AbstractID: 7170 Title: Delivery Optimization with Combined Rotational and fixed-gantry
Both rotational and fixed-gantry IMRT methods have been implemented clinically using
dynamic multileaf collimation (DMLC). We found that neither method alone is truly optimal in
terms of dosimetry and efficiency of delivery. The goal of this study is to expend the scope of
IMRT optimization to include the mode of delivery, the number and orientation of beams. An
optimization algorithm is used to generate beam intensities at all beam angles. The final value of
the cost function is recorded as the baseline cost with all beams present. Then, a beam is deleted
from the initial set and the intensities for the remaining beams are re-optimized. The difference
between the new and the baseline cost represents the importance of the deleted beam in
minimizing the cost function. The importance factors, G, for all beam angles, θ, are evaluated.

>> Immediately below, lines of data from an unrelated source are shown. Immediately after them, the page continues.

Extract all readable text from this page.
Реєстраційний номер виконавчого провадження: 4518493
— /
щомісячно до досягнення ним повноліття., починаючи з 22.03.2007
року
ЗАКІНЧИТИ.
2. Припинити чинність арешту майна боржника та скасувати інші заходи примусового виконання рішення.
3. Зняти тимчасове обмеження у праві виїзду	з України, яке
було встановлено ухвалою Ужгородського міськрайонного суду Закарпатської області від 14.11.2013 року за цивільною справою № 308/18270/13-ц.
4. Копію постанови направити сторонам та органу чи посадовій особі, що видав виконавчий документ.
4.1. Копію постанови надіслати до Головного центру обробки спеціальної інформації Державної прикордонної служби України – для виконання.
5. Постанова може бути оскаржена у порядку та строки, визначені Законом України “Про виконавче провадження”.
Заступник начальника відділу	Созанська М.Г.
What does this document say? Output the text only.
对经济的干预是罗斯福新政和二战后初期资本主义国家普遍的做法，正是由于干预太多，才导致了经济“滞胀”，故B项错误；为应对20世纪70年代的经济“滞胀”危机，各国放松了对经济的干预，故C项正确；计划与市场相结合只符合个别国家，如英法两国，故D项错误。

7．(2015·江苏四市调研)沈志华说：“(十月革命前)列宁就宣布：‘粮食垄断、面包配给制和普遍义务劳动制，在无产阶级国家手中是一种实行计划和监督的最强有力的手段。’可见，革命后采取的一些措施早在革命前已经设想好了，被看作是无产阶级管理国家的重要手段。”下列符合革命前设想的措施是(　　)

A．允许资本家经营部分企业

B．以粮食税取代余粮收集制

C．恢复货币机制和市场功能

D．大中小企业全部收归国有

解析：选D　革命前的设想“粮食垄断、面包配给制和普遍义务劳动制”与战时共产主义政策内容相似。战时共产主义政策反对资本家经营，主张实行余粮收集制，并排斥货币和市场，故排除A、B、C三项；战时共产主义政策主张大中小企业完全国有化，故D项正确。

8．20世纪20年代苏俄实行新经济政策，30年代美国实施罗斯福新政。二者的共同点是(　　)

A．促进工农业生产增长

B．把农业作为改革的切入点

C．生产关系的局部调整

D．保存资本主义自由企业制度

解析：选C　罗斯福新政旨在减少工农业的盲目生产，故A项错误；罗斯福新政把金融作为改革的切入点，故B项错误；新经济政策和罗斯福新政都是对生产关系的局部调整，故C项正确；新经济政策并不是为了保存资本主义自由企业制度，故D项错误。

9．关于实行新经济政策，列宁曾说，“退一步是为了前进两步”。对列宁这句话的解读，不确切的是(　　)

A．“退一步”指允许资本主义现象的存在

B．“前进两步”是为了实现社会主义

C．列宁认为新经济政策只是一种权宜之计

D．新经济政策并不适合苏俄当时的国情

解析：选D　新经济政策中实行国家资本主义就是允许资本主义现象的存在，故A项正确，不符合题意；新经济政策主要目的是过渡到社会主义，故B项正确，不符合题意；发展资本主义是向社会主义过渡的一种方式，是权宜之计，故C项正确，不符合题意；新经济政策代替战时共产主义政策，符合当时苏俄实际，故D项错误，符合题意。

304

This approach can be used to deduce the optimal delivery technique. If G(θ) peaks at certain
angles, fixed fields at these angles will be used. If G(θ) is flat, indicating no advantage of any
angle, rotational delivery will be chosen. In most cases G(θ) fluctuates over a smooth
background. The optimal dose distribution and efficient delivery can be achieved using a
combination of rotational and fixed-gantry IMRT. Compared to pure rotational or fixed-gantry
IMRT, the hybrid approach provides improved dosimetry with fewer beams (an arc is counted as
a beam). Since both delivery methods are possible on a linear accelerator with DMLC
capability, the optimized delivery scheme can have a significant clinical impact.